The first half of 2019 was marred by Musk’s sudden decision to close stores — a move he walked back days later — but one that shook Tesla’s sales staff and puzzled shareholders. A bullish Wall Street broker rued the carmaker’s sliding stock price as “humbling” in June of that year, and two others warned about a deteriorating sales outlook. That unease was further stoked when veteran Chief Technology Officer J.B. Straubel unexpectedly departed in July.
“When Zach came on, he had the world’s worst job,” said Munster. “He had to deal with Elon and save a really complicated company.”

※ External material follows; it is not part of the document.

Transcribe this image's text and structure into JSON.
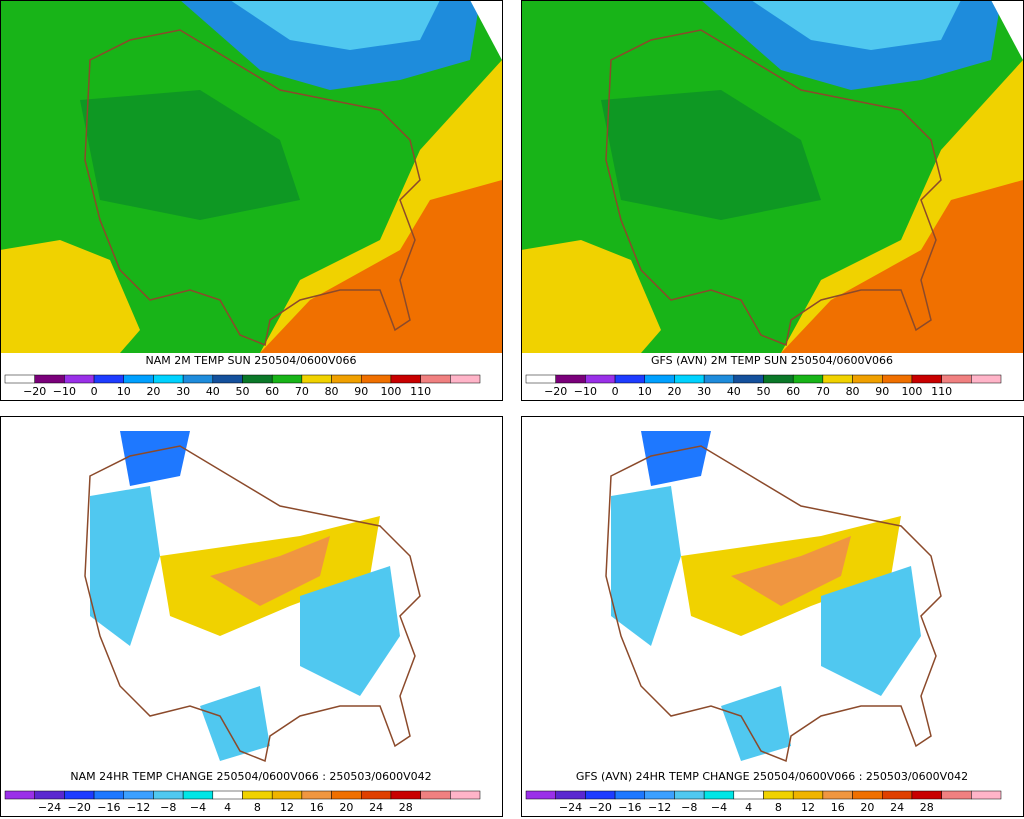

By the third quarter of 2019, Tesla was showing progress toward improving its balance sheet. In a key turning point, the automaker reported the first profit in almost a year, beating analysts’ expectations for a loss, and stunned close observers with news the Model Y crossover would launch months earlier than expected — a big deal for a company known for blowing deadlines.
“We are quickly turning the corner for our next phase of growth, and our financial health continues to strengthen,” Kirkhorn told analysts on an October 2019 earnings call. “We remain focused on reducing cost, which enables rapid investments in future programs and growth.”
Tesla’s $3.7 billion in cash on hand at the end of 2018 ballooned to $14.5 billion at the end of the third quarter of 2020, the most recent figure available. Musk recently called that a “war chest.” Tesla will be spending some of that money on global expansion, with new auto and battery plants under construction in Austin, Texas, and Berlin.
Kirkhorn has a Twitter account, but his tweets are protected. When Tesla reported its delivery totals earlier this month, he shared the release on LinkedIn.
“Half a million cars in 2020! Congratulations to the Tesla team, our new customers and those who support our journey,” he wrote in the post. “Looking forward to another exciting year.”